Thursday, May 26, 2011

Research Brief: Why Rescue Breathing is Still Important for Opioid Overdose Response

By Sharon Stancliff, MD, Medical Director, Harm Reduction Coalition

The American Heart Association now promotes “hands only CPR” for sudden cardiac arrest, leading to some confusion about how best to administer first aid in opioid overdose situations. Some studies have found that in sudden cardiac arrest, chest compressions alone are equal to or perhaps better than compressions combined with rescue breathing.
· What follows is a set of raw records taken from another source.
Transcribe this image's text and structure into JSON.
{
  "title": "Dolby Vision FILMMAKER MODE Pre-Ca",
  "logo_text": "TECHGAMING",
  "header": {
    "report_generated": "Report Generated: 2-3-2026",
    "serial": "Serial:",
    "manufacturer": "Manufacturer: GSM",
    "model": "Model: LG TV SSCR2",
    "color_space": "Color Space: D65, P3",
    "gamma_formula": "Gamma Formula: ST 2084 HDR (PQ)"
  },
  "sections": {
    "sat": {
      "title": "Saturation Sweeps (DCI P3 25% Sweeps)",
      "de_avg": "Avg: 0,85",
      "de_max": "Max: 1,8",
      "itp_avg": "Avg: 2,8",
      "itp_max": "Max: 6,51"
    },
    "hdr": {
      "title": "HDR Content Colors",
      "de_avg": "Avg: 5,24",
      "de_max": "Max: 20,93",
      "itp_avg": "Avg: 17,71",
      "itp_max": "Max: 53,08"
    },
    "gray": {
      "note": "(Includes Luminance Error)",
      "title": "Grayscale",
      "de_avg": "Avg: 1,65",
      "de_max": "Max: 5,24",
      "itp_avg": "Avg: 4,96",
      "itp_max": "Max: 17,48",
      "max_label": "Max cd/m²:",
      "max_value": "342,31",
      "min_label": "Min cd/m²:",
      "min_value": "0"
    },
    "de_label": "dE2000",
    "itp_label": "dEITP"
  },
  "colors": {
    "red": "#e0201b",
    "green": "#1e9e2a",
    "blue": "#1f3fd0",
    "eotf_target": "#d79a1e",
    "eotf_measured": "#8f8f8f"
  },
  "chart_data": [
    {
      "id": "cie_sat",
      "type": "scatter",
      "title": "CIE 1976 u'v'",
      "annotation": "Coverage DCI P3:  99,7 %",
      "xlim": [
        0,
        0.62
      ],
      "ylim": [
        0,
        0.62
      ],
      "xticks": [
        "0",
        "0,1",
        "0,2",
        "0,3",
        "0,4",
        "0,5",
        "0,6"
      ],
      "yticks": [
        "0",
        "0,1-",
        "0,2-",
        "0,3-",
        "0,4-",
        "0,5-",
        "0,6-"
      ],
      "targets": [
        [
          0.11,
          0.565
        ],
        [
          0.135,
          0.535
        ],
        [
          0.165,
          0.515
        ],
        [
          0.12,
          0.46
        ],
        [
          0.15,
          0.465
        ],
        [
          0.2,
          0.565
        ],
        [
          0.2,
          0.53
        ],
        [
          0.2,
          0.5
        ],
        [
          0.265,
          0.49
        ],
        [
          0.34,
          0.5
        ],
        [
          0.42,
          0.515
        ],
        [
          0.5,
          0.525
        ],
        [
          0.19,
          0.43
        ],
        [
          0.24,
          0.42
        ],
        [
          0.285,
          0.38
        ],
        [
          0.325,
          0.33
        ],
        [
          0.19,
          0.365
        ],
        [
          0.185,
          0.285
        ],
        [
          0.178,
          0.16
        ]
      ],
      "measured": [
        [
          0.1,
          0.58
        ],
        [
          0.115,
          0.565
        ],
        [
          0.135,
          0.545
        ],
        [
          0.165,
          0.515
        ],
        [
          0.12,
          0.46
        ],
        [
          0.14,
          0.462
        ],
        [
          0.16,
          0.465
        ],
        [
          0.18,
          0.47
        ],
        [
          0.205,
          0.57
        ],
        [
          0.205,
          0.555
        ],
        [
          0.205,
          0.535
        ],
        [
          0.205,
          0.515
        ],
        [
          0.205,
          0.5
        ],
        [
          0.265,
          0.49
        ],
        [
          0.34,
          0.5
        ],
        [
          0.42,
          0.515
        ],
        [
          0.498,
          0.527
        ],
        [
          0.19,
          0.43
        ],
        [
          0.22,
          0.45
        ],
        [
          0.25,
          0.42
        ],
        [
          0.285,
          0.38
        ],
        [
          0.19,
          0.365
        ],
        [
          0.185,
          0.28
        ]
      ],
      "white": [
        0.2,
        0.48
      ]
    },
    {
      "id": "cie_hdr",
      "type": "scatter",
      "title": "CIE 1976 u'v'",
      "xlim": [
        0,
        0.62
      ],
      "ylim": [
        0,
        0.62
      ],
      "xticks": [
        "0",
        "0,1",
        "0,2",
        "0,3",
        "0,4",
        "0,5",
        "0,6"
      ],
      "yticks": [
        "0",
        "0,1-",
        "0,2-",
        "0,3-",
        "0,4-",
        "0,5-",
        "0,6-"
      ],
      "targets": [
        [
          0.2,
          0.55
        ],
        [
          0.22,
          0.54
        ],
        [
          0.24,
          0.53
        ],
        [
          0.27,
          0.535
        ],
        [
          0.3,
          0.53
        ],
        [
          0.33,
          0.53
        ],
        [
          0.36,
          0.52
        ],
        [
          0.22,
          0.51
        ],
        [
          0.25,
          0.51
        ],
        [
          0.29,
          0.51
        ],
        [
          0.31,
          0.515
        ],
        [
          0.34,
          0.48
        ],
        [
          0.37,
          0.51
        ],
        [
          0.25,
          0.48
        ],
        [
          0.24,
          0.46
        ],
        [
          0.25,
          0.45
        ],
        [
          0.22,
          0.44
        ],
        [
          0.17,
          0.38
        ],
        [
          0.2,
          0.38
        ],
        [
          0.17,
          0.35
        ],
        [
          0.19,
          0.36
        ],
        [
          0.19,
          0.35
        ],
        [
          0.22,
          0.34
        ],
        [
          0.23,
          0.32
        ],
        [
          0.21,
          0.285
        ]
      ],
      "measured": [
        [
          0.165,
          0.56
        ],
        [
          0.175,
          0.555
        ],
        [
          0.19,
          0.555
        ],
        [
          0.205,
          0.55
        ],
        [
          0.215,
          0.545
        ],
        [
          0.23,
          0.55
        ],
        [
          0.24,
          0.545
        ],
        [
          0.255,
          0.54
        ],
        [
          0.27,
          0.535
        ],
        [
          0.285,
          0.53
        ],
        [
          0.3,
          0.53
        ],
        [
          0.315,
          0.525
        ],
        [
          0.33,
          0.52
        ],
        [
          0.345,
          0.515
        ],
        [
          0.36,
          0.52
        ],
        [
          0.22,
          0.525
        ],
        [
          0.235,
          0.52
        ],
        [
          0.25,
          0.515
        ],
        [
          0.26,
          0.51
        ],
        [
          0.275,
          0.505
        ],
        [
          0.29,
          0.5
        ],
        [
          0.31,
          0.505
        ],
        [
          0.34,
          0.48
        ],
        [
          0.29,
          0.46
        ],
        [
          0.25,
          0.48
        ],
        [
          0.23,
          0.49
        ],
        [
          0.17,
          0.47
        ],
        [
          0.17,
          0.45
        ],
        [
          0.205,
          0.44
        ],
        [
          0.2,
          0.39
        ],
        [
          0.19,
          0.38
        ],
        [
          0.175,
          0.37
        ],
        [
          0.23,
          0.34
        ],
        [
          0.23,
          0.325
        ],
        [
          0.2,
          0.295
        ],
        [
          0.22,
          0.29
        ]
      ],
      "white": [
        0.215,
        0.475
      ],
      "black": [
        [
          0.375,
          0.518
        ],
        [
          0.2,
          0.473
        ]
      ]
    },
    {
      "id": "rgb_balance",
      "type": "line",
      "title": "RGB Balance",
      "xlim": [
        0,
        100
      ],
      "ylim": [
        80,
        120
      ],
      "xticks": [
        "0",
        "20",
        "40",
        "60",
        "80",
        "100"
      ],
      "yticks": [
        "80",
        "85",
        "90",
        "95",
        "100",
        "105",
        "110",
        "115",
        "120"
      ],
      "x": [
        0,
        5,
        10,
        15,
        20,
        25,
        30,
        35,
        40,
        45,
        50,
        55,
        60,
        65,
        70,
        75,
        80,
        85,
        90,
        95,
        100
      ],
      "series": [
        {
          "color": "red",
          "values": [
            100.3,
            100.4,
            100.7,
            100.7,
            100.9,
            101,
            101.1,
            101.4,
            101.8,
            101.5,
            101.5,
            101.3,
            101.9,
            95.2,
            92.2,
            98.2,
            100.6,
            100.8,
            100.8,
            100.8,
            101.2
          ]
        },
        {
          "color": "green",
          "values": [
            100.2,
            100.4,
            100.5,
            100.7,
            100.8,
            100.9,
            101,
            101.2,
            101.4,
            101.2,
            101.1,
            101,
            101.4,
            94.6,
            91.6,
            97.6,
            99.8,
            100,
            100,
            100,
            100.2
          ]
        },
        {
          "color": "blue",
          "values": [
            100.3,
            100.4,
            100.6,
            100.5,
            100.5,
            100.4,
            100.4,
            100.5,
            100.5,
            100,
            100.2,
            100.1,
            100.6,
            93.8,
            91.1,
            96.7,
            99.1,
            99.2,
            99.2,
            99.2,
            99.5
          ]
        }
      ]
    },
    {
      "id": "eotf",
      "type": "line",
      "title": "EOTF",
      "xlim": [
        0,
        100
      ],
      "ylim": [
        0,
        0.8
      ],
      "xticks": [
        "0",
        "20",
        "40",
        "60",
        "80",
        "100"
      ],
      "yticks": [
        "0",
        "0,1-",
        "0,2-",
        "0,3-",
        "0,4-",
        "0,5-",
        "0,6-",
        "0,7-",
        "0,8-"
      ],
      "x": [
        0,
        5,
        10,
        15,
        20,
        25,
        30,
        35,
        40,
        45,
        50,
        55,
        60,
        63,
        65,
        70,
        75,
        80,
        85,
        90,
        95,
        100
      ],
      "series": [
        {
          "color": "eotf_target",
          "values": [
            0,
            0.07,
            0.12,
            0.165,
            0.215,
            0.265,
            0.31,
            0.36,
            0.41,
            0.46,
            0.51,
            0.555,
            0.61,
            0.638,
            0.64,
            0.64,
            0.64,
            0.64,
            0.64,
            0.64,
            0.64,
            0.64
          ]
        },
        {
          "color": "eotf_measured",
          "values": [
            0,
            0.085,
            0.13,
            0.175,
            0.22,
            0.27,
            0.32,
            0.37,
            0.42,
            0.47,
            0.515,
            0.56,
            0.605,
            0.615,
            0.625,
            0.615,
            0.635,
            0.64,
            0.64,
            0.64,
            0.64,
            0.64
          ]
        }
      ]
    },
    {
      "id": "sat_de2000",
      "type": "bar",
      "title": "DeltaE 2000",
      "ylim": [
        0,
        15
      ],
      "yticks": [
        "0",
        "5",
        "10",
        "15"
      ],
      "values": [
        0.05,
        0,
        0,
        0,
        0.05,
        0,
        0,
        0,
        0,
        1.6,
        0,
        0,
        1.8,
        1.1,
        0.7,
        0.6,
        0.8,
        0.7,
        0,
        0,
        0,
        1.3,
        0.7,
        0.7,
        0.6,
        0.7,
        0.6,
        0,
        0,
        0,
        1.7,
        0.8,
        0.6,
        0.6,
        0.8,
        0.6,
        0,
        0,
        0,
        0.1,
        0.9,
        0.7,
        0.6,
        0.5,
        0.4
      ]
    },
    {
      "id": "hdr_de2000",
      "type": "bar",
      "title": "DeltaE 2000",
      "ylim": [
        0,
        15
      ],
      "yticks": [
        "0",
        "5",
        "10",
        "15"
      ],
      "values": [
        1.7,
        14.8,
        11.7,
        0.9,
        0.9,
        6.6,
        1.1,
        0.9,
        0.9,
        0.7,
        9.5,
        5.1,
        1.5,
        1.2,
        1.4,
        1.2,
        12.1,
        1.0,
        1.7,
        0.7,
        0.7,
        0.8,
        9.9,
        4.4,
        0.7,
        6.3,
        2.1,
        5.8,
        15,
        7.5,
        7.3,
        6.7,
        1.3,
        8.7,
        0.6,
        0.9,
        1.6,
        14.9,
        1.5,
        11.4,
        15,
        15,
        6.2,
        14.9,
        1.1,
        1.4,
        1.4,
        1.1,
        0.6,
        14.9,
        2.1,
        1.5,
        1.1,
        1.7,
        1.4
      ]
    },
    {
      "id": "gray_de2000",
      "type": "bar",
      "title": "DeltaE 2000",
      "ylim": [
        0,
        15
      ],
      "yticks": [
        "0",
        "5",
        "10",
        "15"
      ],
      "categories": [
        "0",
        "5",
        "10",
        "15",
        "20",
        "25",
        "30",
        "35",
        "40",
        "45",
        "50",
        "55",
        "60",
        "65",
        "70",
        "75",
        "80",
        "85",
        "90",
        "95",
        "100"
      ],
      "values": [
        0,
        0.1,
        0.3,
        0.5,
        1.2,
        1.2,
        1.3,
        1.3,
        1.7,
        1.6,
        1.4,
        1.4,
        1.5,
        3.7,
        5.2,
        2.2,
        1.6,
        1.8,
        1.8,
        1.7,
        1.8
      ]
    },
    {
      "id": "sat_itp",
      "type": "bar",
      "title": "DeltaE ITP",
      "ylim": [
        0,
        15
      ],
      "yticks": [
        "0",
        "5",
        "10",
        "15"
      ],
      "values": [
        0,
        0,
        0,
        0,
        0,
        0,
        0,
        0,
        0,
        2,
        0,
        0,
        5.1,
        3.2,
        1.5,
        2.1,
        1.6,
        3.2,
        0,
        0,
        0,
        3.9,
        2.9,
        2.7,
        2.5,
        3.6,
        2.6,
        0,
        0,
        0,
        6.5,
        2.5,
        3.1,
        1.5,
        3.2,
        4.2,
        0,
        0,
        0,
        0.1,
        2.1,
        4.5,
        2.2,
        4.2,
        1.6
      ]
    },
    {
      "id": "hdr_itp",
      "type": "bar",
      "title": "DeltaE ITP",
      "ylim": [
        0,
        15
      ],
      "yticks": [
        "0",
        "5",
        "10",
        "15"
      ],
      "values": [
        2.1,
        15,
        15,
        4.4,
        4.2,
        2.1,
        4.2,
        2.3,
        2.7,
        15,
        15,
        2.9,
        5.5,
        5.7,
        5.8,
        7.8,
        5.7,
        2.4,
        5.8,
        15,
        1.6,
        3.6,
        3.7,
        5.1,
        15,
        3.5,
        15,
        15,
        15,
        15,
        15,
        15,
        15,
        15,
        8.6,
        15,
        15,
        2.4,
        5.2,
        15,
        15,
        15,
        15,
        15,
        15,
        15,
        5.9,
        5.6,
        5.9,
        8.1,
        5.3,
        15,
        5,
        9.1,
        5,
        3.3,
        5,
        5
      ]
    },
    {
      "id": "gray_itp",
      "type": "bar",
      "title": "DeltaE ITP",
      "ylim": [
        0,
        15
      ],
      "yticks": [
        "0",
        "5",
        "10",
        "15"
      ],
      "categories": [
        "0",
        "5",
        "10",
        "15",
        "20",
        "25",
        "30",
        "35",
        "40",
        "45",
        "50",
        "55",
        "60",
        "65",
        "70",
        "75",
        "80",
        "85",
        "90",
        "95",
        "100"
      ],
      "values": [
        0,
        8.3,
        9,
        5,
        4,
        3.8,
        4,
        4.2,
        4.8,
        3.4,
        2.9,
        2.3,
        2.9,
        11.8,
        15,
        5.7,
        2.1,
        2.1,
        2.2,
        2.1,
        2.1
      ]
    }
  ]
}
A new research brief by the Harm Reduction Coalition finds that this advice does not apply to cases of asphyxiation such as opioid overdose or drowning. A couple studies actually find worse outcomes when “hands only CPR” is used in these settings.

The take-home message? Rescue breathing remains vital in opioid overdose situations. By the time the victim is unconscious, the oxygen in the blood has been depleted, which means that replenishing oxygen is key.

For more information see the Harm Reduction Coalition alert.

Please circulate this alert widely!

Please share your comments and ideas on how to get the word out.

1 comment:

  1. brilliant information, sharon, thank you! as usual, you and HRC are ahead of the wave on critical information for people who use drugs. we just had a national OD TOT in thailand and this issue came up. people will be very happy to have your information, i am excited to convey it to them. thank you!